Alle Bewohnerinnen sind freiwillig da. Die meisten hätten lange die Situation in den eigenen vier Wänden ertragen, sagt Colell, zu groß seien die Existenzängste. Wo soll ich mit meinen Kindern leben? Wie soll ich eine Wohnung finanzieren? Das sind zentrale Fragen, die sie beschäftigen. Mit Kooperationspartnern wie dem Jobcenter und dem Wohnungsamt versuchen die Mitarbeiterinnen des Frauenhauses, dessen Träger der Sozialdienst katholischer Frauen ist, den Frauen in Not zu helfen.

Große Aufmerksamkeit wird auch den Kindern im Haus geschenkt, denn diese kriegen mehr von den Auseinandersetzungen der Eltern mit, als anzunehmen ist. "Es ist schön mit ansehen zu können, wenn das Kind im Laufe der Zeit wieder zu strahlen beginnt", erzählt die Leiterin.

Das Verhältnis von Vater und Kind unterscheidet sich meist von der Beziehung zur Partnerin. Deshalb schildert Colell Fälle, in denen der Kontakt zwischen Vater und Kind weiter bestehen blieb oder daran gearbeitet wurde.

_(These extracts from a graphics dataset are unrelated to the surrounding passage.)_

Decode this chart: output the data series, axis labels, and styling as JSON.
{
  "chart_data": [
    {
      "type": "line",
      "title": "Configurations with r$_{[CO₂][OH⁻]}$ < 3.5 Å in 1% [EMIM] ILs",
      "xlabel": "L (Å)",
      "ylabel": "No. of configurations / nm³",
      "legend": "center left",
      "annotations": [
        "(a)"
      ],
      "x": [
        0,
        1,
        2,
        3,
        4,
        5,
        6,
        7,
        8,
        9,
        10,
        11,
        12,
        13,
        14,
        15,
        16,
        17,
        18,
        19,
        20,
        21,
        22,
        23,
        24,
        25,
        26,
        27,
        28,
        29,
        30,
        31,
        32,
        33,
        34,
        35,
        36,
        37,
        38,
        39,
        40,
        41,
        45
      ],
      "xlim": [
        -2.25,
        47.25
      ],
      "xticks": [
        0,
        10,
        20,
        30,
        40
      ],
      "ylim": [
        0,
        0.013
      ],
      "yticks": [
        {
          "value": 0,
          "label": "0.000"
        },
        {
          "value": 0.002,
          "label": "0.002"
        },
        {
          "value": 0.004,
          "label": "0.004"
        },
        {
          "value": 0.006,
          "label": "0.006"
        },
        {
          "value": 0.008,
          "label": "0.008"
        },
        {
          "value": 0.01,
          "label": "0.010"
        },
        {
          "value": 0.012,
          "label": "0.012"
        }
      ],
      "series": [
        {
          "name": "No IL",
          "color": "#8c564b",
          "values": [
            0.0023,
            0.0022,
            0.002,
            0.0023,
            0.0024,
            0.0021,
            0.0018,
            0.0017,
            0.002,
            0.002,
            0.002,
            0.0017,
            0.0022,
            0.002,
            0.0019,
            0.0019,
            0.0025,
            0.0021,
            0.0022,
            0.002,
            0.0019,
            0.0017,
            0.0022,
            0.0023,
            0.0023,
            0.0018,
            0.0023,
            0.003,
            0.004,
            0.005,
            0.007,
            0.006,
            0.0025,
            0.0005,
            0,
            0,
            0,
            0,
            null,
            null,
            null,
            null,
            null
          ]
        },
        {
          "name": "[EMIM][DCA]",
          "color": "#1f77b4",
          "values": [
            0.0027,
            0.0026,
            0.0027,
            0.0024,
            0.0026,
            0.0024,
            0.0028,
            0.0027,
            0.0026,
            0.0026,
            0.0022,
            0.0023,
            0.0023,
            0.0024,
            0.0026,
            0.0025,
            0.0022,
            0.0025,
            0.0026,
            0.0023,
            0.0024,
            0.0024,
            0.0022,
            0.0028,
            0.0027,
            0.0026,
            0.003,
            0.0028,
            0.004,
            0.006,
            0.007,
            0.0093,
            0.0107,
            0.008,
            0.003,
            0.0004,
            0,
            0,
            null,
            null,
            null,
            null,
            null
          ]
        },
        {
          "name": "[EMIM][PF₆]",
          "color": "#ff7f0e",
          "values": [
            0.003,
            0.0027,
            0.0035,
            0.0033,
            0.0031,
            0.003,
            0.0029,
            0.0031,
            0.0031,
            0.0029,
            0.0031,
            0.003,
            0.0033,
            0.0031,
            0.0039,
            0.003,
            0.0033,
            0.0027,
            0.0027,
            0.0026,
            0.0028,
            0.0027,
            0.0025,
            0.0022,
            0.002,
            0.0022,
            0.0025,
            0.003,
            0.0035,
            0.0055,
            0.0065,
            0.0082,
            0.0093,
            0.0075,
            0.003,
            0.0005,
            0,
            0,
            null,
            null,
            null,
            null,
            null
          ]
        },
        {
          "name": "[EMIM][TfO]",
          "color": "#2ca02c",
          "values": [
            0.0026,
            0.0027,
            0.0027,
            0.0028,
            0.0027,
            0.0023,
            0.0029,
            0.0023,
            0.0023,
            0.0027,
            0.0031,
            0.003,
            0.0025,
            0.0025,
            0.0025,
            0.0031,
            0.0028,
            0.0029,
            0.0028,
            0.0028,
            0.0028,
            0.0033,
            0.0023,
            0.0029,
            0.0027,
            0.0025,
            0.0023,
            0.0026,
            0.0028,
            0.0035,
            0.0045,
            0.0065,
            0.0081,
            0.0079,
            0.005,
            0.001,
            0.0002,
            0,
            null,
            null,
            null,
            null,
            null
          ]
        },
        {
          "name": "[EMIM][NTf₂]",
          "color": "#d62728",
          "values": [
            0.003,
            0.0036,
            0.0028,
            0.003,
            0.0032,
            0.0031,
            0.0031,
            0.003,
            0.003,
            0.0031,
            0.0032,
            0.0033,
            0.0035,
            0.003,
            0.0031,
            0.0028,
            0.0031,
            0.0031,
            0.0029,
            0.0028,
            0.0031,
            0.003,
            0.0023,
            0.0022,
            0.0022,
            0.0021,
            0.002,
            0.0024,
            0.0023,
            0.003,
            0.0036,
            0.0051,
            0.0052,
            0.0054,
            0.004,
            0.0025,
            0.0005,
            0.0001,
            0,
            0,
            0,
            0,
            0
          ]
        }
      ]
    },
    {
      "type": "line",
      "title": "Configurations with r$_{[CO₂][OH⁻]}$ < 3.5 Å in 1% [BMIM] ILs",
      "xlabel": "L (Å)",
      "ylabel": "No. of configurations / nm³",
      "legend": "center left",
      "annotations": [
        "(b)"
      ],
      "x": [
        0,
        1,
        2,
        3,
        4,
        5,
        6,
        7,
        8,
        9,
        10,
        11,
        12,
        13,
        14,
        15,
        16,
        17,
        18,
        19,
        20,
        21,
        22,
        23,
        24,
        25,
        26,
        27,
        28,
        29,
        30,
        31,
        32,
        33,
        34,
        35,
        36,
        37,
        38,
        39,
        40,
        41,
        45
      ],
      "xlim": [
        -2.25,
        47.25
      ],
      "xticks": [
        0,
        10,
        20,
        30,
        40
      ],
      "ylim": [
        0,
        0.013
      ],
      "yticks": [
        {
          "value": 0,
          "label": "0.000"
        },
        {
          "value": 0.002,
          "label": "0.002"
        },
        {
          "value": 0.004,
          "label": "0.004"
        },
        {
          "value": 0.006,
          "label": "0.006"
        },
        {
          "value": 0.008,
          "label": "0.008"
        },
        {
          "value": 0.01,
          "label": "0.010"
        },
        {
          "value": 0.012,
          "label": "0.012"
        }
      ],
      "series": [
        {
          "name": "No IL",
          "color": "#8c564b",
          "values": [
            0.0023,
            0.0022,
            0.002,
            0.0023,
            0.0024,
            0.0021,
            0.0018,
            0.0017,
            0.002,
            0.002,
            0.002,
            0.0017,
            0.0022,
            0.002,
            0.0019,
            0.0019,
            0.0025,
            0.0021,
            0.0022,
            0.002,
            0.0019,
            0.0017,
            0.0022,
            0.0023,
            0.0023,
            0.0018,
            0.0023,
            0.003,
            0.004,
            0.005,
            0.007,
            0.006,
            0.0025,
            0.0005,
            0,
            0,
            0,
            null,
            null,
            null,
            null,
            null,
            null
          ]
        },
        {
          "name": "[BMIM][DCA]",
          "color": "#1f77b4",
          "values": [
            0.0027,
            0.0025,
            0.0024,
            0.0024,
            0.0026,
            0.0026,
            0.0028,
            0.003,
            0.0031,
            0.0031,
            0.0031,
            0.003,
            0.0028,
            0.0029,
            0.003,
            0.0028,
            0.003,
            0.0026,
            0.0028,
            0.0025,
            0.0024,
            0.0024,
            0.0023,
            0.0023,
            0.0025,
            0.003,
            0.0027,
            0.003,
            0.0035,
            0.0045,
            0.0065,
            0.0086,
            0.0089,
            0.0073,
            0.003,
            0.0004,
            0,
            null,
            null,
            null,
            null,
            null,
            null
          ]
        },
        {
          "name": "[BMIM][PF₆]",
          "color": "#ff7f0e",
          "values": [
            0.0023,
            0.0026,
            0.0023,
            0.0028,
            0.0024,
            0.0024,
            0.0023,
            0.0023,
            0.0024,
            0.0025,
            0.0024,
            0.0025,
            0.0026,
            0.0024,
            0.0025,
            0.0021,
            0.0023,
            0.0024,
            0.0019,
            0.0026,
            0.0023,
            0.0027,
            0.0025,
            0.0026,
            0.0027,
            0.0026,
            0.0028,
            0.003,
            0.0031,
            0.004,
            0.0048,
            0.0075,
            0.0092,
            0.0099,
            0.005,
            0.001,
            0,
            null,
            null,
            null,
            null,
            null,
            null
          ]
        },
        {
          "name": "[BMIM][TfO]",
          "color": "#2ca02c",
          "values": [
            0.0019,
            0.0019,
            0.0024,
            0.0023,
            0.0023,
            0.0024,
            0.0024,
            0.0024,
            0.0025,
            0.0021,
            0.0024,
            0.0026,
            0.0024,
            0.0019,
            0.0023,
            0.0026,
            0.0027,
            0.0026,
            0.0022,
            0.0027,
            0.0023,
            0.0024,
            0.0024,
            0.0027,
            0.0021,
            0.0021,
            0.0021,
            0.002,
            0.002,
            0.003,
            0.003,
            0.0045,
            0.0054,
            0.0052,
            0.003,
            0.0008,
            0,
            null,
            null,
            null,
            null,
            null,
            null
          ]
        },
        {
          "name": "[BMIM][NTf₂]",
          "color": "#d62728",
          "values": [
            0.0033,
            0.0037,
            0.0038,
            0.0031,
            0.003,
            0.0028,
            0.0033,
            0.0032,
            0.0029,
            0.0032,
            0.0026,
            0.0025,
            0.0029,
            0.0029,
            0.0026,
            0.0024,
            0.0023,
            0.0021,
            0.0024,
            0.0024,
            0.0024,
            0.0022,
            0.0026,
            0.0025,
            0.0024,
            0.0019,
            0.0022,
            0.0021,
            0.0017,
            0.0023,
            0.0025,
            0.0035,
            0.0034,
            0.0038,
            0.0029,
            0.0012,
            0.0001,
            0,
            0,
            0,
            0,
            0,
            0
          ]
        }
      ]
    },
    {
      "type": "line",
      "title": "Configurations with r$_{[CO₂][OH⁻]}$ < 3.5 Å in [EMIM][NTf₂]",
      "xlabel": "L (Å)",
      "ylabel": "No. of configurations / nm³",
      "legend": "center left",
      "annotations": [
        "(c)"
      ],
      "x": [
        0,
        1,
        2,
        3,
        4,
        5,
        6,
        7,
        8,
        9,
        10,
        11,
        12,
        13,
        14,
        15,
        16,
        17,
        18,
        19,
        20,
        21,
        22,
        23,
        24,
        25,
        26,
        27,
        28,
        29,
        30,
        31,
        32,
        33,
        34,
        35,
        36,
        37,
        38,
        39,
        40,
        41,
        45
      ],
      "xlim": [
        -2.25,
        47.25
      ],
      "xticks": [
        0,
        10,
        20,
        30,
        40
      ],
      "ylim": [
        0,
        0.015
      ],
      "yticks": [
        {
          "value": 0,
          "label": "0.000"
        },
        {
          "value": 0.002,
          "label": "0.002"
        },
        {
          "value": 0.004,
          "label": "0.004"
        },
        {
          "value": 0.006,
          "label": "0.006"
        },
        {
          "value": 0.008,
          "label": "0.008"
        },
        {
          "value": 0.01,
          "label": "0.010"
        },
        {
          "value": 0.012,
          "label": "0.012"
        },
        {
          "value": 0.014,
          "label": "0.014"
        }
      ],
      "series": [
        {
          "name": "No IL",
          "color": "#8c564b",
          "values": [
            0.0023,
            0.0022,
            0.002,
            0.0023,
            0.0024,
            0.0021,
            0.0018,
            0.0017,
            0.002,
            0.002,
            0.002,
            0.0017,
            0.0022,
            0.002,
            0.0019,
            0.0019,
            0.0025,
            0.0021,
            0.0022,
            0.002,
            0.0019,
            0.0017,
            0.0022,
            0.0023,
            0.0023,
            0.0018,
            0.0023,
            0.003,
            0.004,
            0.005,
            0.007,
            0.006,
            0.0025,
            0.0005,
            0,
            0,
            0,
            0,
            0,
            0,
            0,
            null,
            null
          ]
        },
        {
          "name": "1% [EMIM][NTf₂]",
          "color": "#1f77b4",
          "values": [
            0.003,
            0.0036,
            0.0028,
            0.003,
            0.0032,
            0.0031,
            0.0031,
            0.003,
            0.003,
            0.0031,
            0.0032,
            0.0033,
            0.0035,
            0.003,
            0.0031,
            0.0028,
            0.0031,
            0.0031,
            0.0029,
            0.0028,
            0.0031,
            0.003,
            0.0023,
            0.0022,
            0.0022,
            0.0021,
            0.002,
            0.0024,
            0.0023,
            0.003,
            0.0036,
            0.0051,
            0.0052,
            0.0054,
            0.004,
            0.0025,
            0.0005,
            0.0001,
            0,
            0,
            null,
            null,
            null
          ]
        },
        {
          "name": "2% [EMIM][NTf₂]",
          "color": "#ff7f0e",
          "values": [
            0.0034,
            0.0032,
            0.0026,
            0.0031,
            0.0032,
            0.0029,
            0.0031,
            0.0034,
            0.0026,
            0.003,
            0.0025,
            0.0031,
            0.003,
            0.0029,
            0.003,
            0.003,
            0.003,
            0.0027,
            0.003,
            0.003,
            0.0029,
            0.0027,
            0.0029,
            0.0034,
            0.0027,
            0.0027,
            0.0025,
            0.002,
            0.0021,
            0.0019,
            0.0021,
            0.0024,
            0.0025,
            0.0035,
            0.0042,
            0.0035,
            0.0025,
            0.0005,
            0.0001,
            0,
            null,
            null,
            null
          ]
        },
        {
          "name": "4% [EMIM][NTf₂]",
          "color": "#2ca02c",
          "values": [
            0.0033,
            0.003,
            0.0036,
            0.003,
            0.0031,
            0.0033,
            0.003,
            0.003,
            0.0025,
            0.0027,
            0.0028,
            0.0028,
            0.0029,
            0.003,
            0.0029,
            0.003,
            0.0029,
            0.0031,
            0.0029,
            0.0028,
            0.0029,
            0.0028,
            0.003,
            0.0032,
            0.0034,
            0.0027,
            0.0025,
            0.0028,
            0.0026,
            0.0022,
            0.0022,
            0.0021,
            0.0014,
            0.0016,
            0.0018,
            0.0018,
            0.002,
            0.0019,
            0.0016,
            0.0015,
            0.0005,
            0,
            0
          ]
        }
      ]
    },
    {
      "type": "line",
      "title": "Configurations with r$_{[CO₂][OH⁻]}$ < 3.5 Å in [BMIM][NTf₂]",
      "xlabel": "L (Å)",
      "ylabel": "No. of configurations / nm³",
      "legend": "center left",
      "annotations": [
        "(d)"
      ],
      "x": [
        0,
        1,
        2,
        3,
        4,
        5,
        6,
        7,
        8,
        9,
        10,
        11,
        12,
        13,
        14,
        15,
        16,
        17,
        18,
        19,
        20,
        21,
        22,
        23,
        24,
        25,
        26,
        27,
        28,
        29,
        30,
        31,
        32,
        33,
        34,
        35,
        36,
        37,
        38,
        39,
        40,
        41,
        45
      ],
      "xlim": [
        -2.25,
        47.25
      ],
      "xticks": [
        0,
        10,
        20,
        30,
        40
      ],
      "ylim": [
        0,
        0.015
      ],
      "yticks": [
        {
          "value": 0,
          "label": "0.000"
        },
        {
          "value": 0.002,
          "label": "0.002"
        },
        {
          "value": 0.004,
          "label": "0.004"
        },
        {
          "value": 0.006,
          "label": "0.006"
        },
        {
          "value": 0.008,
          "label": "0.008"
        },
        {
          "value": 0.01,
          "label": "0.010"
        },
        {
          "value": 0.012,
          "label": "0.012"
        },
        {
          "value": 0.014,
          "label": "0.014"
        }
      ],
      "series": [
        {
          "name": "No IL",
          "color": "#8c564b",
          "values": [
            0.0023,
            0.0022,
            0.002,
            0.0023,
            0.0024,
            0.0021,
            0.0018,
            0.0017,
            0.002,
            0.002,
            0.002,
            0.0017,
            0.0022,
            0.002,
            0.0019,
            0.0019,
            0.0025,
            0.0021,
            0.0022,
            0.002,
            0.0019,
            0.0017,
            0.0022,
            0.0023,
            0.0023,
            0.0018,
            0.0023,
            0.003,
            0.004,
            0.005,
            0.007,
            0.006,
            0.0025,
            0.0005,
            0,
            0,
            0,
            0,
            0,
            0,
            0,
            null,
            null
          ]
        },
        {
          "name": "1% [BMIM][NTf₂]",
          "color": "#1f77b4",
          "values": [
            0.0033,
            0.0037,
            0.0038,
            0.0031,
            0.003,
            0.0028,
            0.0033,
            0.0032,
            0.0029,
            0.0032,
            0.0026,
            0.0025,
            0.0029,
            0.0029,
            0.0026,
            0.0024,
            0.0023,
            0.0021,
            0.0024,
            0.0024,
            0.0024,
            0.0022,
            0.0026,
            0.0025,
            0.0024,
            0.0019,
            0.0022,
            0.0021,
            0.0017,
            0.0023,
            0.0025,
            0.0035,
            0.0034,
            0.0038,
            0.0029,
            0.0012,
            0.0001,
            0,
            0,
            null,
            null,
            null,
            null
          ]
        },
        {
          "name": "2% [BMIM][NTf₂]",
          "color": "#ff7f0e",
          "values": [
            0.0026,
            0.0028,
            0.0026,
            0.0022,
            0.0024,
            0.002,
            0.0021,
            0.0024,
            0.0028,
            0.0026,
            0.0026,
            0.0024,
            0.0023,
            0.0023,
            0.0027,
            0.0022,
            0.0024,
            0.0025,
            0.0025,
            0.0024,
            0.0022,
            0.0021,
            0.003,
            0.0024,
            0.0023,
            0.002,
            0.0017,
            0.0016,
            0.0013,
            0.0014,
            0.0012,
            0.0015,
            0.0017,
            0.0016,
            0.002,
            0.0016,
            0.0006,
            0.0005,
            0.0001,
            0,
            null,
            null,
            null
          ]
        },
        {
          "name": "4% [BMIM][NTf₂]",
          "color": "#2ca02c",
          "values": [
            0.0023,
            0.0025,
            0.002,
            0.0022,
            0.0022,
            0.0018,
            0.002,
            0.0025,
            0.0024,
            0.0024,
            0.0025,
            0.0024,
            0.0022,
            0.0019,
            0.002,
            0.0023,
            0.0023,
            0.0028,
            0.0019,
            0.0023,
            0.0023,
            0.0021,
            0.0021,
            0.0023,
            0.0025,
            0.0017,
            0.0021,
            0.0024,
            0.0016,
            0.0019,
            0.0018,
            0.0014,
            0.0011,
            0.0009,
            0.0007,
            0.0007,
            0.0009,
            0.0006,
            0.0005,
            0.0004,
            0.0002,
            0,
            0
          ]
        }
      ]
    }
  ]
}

Auch die meisten Frauen kehren laut Colell wieder zurück zu ihren Partnern - in der Hoffnung, dass er sich geändert hat.

Gewaltberater Thomas Bahr

Männer, die sich tatsächlich bessern wollen, finden in Gewaltberater Thomas Bahr einen Ansprechpartner. "Ich akzeptiere die Person, verurteile aber das gewalttätige Verhalten", betont Bahr. Durch unterschiedliche Herangehensweisen, wie etwa der direkten Konfrontation, nähert sich Bahr im Pilotprojekt "Männerberatung im Landkreis München" seinen Klienten an. Im nächsten Jahr wird aufgrund der starken Nachfrage die kostenlose Beratung zwei- statt einmal in der Woche angeboten.

"Täterarbeit ist auch Opferschutz. Gewaltverhalten ist veränderbar, wenn ich mich für etwas entscheide, kann ich mich auch dagegen entscheiden", ist Bahr überzeugt. Weil immer noch viele Frauen Gewalt und Drohungen aus Angst oder Scham erdulden, wünschen sich die Grünen im Landkreis die Möglichkeit, bei solchen Delikten online Anzeige zu erstatten. "Gerade bei häuslicher Gewalt ist der Gang zur Polizeistelle für die Betroffenen nicht einfach", schreibt Grünen-Sprecherin Sabine Pilsinger.